Report said that Bangladesh Chemical Industries Corporation (BCIC) has recently set up a Committee to investigate into the rot and waste of fertilizers at its Patuakhali warehouse compound. But the huge theft came to the notice in the wake of the investigation that BCIC had not seen before. The missing of fertilizer from the warehouse came into notice when the manager in question following his transfer to Chittagong Urea Fertilizer Ltd on December last year did not join to his new workplace.

Meanwhile, a fertilizer transport agent wrote to the BCIC that he had not got material received receipt (MRR) for 2,450 tonnes of fertilizer he had delivered to the Patuakhali warehouse. Taking the fact into consideration, when BCIC asked the concerned person for an explanation, he went into hiding. Two probe bodies have already been formed but none of them appears working sincerely to end the probe apparently to help him resolve the case otherwise.

Misappropriation of fertilizer by unscrupulous business syndicates in the process of shipment, transportation and delivery to different points in the country is causing huge losses to BCIC annually. Such mismanagement is big setback to fertilizer distribution system. This systematic graft has cost the state about Tk 100 crore loss each year since 2009. But, the government or Anti-Corruption Commission is not giving enough attention to fight back the corrupt officials and reach fertilizer to the farmers. Corruption takes off 2-5 percent of our GDP.

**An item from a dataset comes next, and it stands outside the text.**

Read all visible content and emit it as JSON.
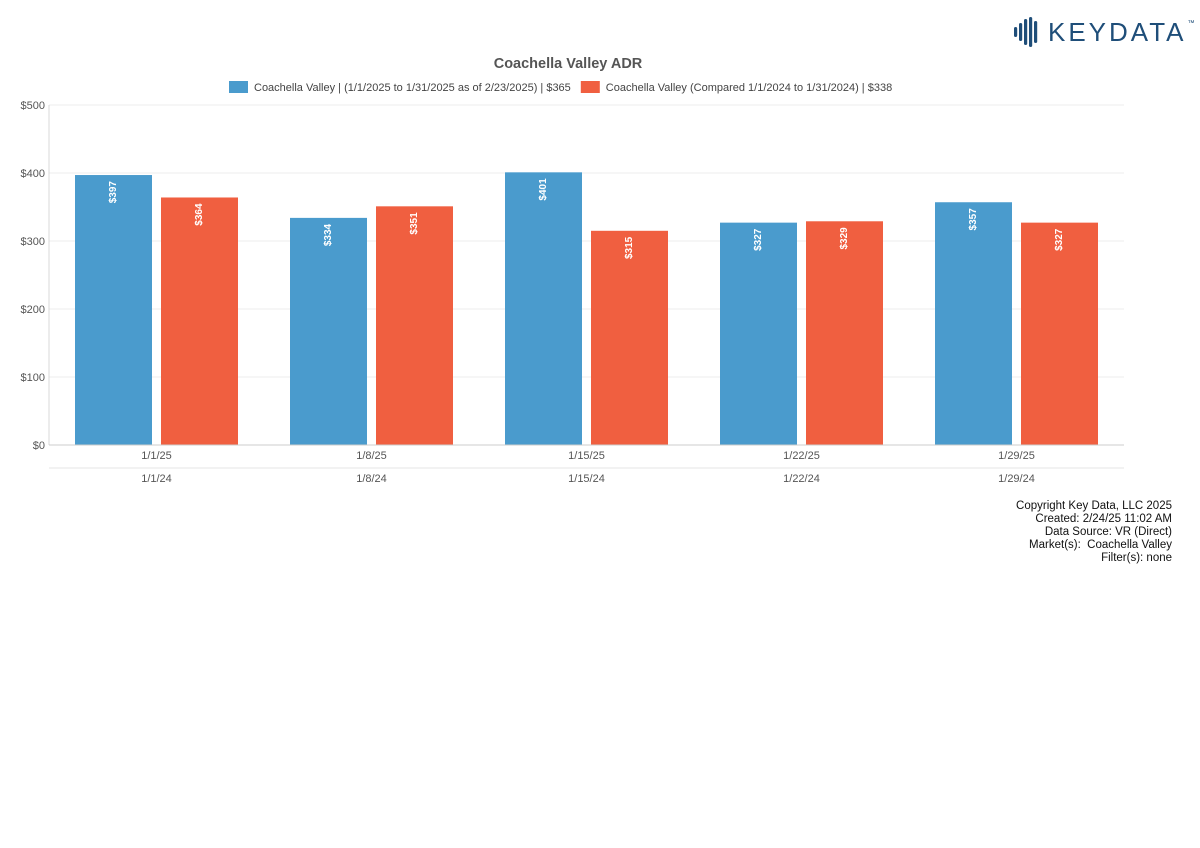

Reduction of corruption requires drastic measures and exemplary punishment. Fertilizer import at higher cost and its local distribution is highly vulnerable to high corruption and grabbing of public funds. There may be many more Patuakhali like cases but left undetected. We suggest wider investigation into fertilizer storage and delivery to get a transparent view to bring discipline in this sector.